In the end, Hamas achieved what has been called ‘catastrophic success’. It probably hoped to grab a few dozen hostages with which to bargain for Palestinian prisoners (or hostages) held in Israeli prisons. By taking so many hostages, and by killing so many civilians, it decreased the hostages’ value. Sections of the Israeli establishment seem to have already sacrificed the hostages. Their priority is to destroy the Palestinians, not to negotiate.
What Hamas fighters did was behave like savages. In so doing they gave Israelis and Westerners the perfect reflection of an image that already existed in their minds: the Muslim barbarian, the savage other, the irrational absolute enemy against whom all measures are justified. Because Hamas calls itself an ‘Islamic Resistance Movement’, the stain spreads to cover Muslims everywhere. (It’s worth repeating that Islamic rules of warfare very specifically forbid the harming of non-combatants.)
Irreconcilable Narratives
When I called relatives and friends living in Arab countries I realized that the story they were hearing from Arab media was very different to the story here in the west. There the focus was on Hamas’s assault on the military; here it was on Hamas’s terrorism against women and children. From the very start, the narratives spun in east and west were irreconcilable.
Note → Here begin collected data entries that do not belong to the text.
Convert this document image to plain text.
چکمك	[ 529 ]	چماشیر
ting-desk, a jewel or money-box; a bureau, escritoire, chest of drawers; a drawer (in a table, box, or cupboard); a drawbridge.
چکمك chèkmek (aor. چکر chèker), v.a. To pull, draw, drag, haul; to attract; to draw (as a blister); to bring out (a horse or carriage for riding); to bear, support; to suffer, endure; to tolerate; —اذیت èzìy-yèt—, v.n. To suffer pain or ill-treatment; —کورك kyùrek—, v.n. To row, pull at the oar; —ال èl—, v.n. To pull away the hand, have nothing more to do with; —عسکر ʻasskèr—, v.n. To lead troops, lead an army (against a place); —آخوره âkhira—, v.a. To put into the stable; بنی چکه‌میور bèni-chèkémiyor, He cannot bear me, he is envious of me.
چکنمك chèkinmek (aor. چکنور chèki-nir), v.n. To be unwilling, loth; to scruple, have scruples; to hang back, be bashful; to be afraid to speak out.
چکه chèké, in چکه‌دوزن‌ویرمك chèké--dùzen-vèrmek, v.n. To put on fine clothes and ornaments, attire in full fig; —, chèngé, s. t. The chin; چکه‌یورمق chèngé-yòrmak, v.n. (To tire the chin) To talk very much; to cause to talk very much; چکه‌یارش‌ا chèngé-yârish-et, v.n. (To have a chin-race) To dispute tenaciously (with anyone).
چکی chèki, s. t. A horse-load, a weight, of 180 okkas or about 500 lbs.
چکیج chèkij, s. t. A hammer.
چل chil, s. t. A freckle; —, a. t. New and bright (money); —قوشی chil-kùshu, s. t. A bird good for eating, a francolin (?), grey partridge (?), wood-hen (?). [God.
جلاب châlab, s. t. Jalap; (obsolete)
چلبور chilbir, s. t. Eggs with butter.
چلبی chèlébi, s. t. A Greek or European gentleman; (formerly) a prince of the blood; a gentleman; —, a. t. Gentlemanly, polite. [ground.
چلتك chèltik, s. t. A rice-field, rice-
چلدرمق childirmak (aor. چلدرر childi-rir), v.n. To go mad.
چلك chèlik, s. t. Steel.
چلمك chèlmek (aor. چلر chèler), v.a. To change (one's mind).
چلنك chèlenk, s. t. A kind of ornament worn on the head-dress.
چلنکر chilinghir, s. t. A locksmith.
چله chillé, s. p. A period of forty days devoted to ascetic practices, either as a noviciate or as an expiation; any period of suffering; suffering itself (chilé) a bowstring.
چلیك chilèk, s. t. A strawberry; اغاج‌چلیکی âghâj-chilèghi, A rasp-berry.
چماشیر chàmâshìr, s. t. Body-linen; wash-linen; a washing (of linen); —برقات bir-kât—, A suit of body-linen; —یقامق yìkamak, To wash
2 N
It didn’t help that Joe Biden said he’d personally seen and confirmed evidence of beheaded babies, and then a few hours later that the White House retracted his claim. It didn’t help that unverified claims of rape were spread far and wide. Some or all of these atrocities may actually have happened, but a lack of concern for truth on all sides has made it difficult to convince anybody of anything they don’t already believe.
Personally I don’t see any moral difference between shooting a baby in the head, or beheading a baby, or incinerating a baby with a bomb (and Israel has killed far more Palestinian children in the last few days than the total number of Israelis killed on October the Seventh). What the image of the baby-beheading rapist does, however, is to provide a justification for further genocidal violence.
The Context
Hamas’s attacks against civilians cannot be justified, but they can and must be contextualized. Israel and the West choose to believe that Hamas started the war on October Seventh. They tell us that when Hamas kills civilians it does so simply because it’s evil, and that when Israel kills civilians in greater numbers, and besieges and occupies them, it also does so simply because Hamas is evil.